Aux termes de leurs dernières conclusions déposées au greffe le 1er août 2023, la société Blary et la SMABTP demandent à la cour de :
A titre principal,
* confirmer le jugement dont appel en toutes ses dispositions,
Ce faisant,
* juger irrecevables l’ensemble des demandes présentées par M. et Mme [P] à leur encontre en raison de l’autorité de la chose jugée ou de la prescription de leur action,
En conséquence,
* débouter M. et Mme [P] et toutes autres parties de l’ensemble de leurs demandes en ce qu’elles sont dirigées à leur encontre ;
A titre subsidiaire,
* dire et juger que la société Blary n’a commis aucune faute susceptible d’engager sa responsabilité ;
En conséquence,
* débouter M. et Mme [P] et toutes autres parties de l’ensemble de leurs demandes en ce qu’elles sont dirigées à leur encontre ;
A titre infiniment subsidiaire,
* ramener les demandes de M. et Mme [P] à de plus justes proportions ;
* dire et juger que la SMABTP est fondée à opposer ses franchises et plafonds contractuels
* débouter M. et Mme [P] du surplus de leurs demandes
* condamner la société MMA IARD assurances mutuelles à les garantir pleinement et entièrement de l’ensemble des condamnations susceptibles d’être prononcées à leur encontre tant en principal qu’intérêts et frais ;
S’agissant des frais et dépens,
* condamner in solidum M. et Mme [P] à leur payer une somme de 5 000 euros sur le fondement de l’article 700 du code de procédure civile ;
* condamner in solidum M. et Mme [P] aux entiers dépens.

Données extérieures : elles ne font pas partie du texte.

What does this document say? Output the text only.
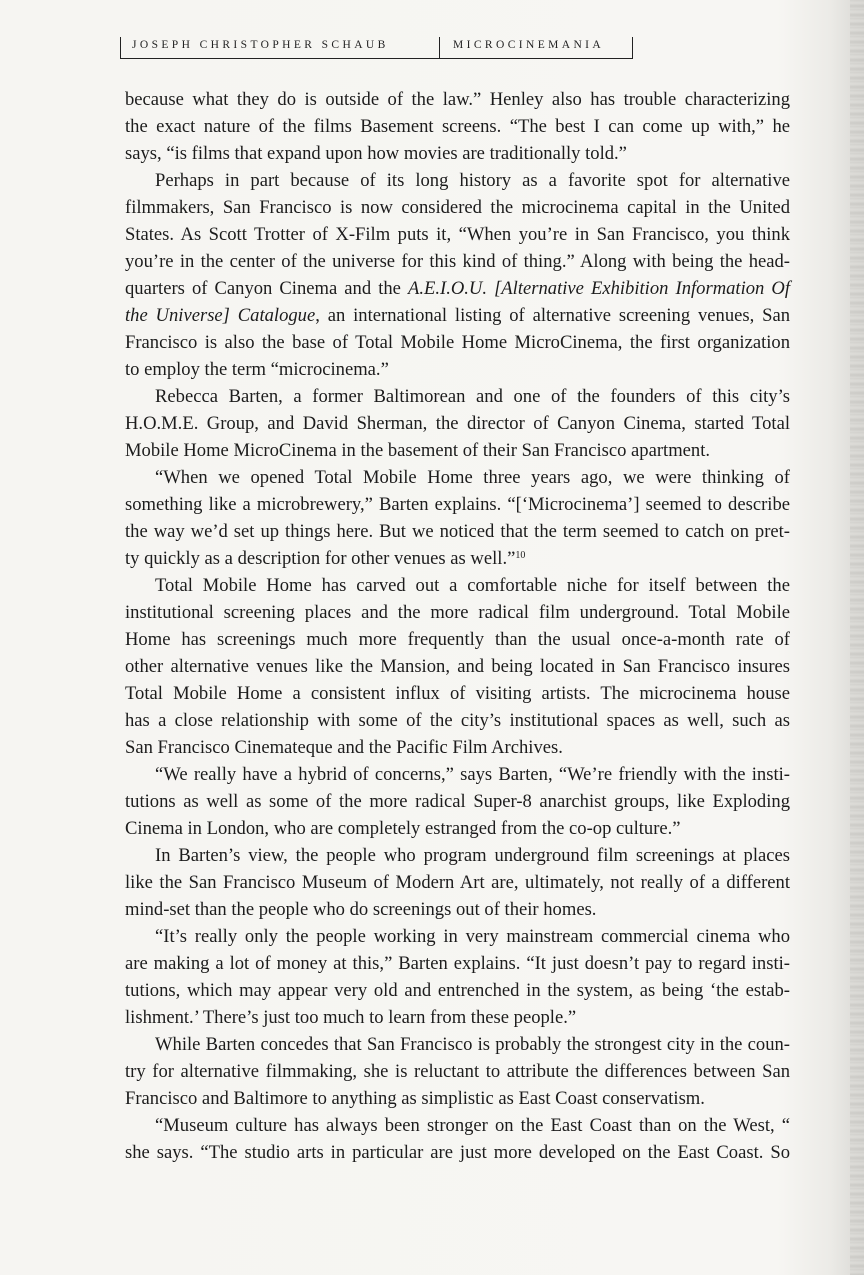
JOSEPH CHRISTOPHER SCHAUB	MICROCINEMANIA
because what they do is outside of the law.” Henley also has trouble characterizing
the exact nature of the films Basement screens. “The best I can come up with,” he
says, “is films that expand upon how movies are traditionally told.”
Perhaps in part because of its long history as a favorite spot for alternative
filmmakers, San Francisco is now considered the microcinema capital in the United
States. As Scott Trotter of X-Film puts it, “When you’re in San Francisco, you think
you’re in the center of the universe for this kind of thing.” Along with being the head-
quarters of Canyon Cinema and the A.E.I.O.U. [Alternative Exhibition Information Of
the Universe] Catalogue, an international listing of alternative screening venues, San
Francisco is also the base of Total Mobile Home MicroCinema, the first organization
to employ the term “microcinema.”
Rebecca Barten, a former Baltimorean and one of the founders of this city’s
H.O.M.E. Group, and David Sherman, the director of Canyon Cinema, started Total
Mobile Home MicroCinema in the basement of their San Francisco apartment.
“When we opened Total Mobile Home three years ago, we were thinking of
something like a microbrewery,” Barten explains. “[‘Microcinema’] seemed to describe
the way we’d set up things here. But we noticed that the term seemed to catch on pret-
ty quickly as a description for other venues as well.”$^{10}$
Total Mobile Home has carved out a comfortable niche for itself between the
institutional screening places and the more radical film underground. Total Mobile
Home has screenings much more frequently than the usual once-a-month rate of
other alternative venues like the Mansion, and being located in San Francisco insures
Total Mobile Home a consistent influx of visiting artists. The microcinema house
has a close relationship with some of the city’s institutional spaces as well, such as
San Francisco Cinemateque and the Pacific Film Archives.
“We really have a hybrid of concerns,” says Barten, “We’re friendly with the insti-
tutions as well as some of the more radical Super-8 anarchist groups, like Exploding
Cinema in London, who are completely estranged from the co-op culture.”
In Barten’s view, the people who program underground film screenings at places
like the San Francisco Museum of Modern Art are, ultimately, not really of a different
mind-set than the people who do screenings out of their homes.
“It’s really only the people working in very mainstream commercial cinema who
are making a lot of money at this,” Barten explains. “It just doesn’t pay to regard insti-
tutions, which may appear very old and entrenched in the system, as being ‘the estab-
lishment.’ There’s just too much to learn from these people.”
While Barten concedes that San Francisco is probably the strongest city in the coun-
try for alternative filmmaking, she is reluctant to attribute the differences between San
Francisco and Baltimore to anything as simplistic as East Coast conservatism.
“Museum culture has always been stronger on the East Coast than on the West, “
she says. “The studio arts in particular are just more developed on the East Coast. So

Aux termes de ses dernières conclusions déposées au greffe le 6 février 2024, la société MMA IARD assurances mutuelles demande à la cour de :
* confirmer le jugement du tribunal judiciaire de Lille du 10 novembre 2022 en ce qu’il a déclaré irrecevable l’action engagée par M. et Mme [P] son encontre comme étant prescrite et condamné M. et Mme [P] à lui payer la somme de 4 000 euros sur le fondement de l’article 700 du code de procédure civile ;
Subsidiairement,
* débouter M. et Mme [P] de l’ensemble de leurs demandes formées à son encontre ;
* débouter de même la SMABTP et la société Blary de leurs chefs de demande aux fins de garantir la société Blary et la SMABTP de l’ensemble des condamnations susceptibles d’être prononcées à leur encontre ;
* la recevoir en son appel incident,
* condamner in solidum M. et Mme [P] au paiement de la somme de 5000 euros à titre de dommages-intérêts à son profit eu égard au caractère abusif de la présente procédure ;
* condamner en outre M. et Mme [P] au paiement de la somme de 5 000 euros au titre de l’article 32-1 du code de procédure civile ;
En tout état de cause,
* condamner M. et Mme [P] in solidum au paiement de la somme de 8 000euros au titre de l’article 700 du code de procédure civile, outre la condamnation de 4 000 euros prononcée par le jugement du 10 novembre 2022, ainsi qu’en tous dépens de première instance et d’appel.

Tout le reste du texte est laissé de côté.